The venom includes at least four families of pharmacologically active compounds: (i) neurotoxins; (ii) hemorrhagins; (iii) angioneurin growth factors; and (iv) different types of integrin inhibitors.

== Reproduction ==
The copulation of this snake takes place around May. Unlike most other vipers, who are viviparous, this snake is oviparous. It lays eggs around August and the eggs hatch 1.5–2 months after that. The young snakes can bite and kill their prey with a developed venom apparatus.

== In culture ==
This snake is probably mentioned in a list of venomous snakes in ancient Egypt, that appears in the Brooklyn Papyrus from the first millennium BC.
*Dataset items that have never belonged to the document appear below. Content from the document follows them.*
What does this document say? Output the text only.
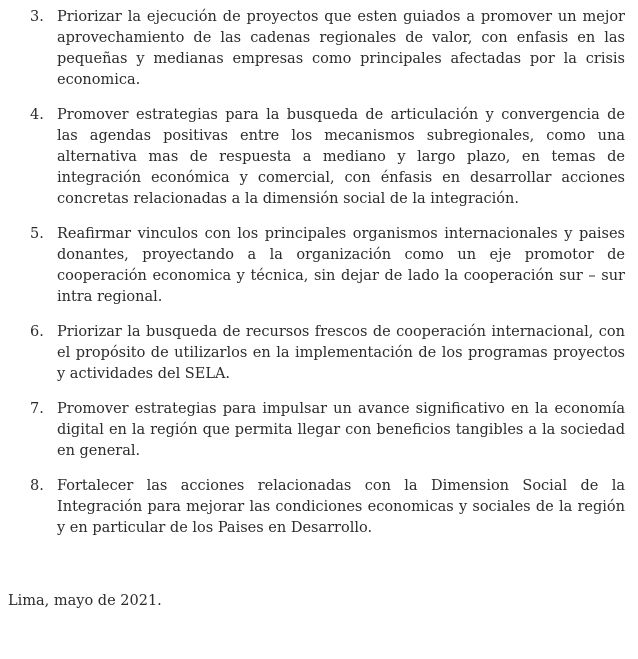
3. Priorizar la ejecución de proyectos que esten guiados a promover un mejor aprovechamiento de las cadenas regionales de valor, con enfasis en las pequeñas y medianas empresas como principales afectadas por la crisis economica.
4. Promover estrategias para la busqueda de articulación y convergencia de las agendas positivas entre los mecanismos subregionales, como una alternativa mas de respuesta a mediano y largo plazo, en temas de integración económica y comercial, con énfasis en desarrollar acciones concretas relacionadas a la dimensión social de la integración.
5. Reafirmar vinculos con los principales organismos internacionales y paises donantes, proyectando a la organización como un eje promotor de cooperación economica y técnica, sin dejar de lado la cooperación sur – sur intra regional.
6. Priorizar la busqueda de recursos frescos de cooperación internacional, con el propósito de utilizarlos en la implementación de los programas proyectos y actividades del SELA.
7. Promover estrategias para impulsar un avance significativo en la economía digital en la región que permita llegar con beneficios tangibles a la sociedad en general.
8. Fortalecer las acciones relacionadas con la Dimension Social de la Integración para mejorar las condiciones economicas y sociales de la región y en particular de los Paises en Desarrollo.
Lima, mayo de 2021.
Some modern scholars and commentators have identified the צפע (pronounced Tsefa/Zefa) snake mentioned in the Hebrew Bible as this snake species. The name given to this snake in modern Hebrew is צפע מצוי (common Tsefa).

The code phrase “Nahash Tsefa” (Viper Snake) was broadcast on the radio and TV to instruct Israeli citizens to put on their gas masks during missile attacks from Iraq against Israel, in the first Gulf War in 1991.

In the Israeli Air Force the Bell AH-1 Cobra helicopter was named Tzefa. The IDF's paratroopers battalion #202 is called Tzefa Battalion.

In 2018, the Palestine viper was selected as the national snake of Israel, following a public campaign initiated by Avi Zobel and the "Reptiles of Israel" initiative, in collaboration with local environmental organizations.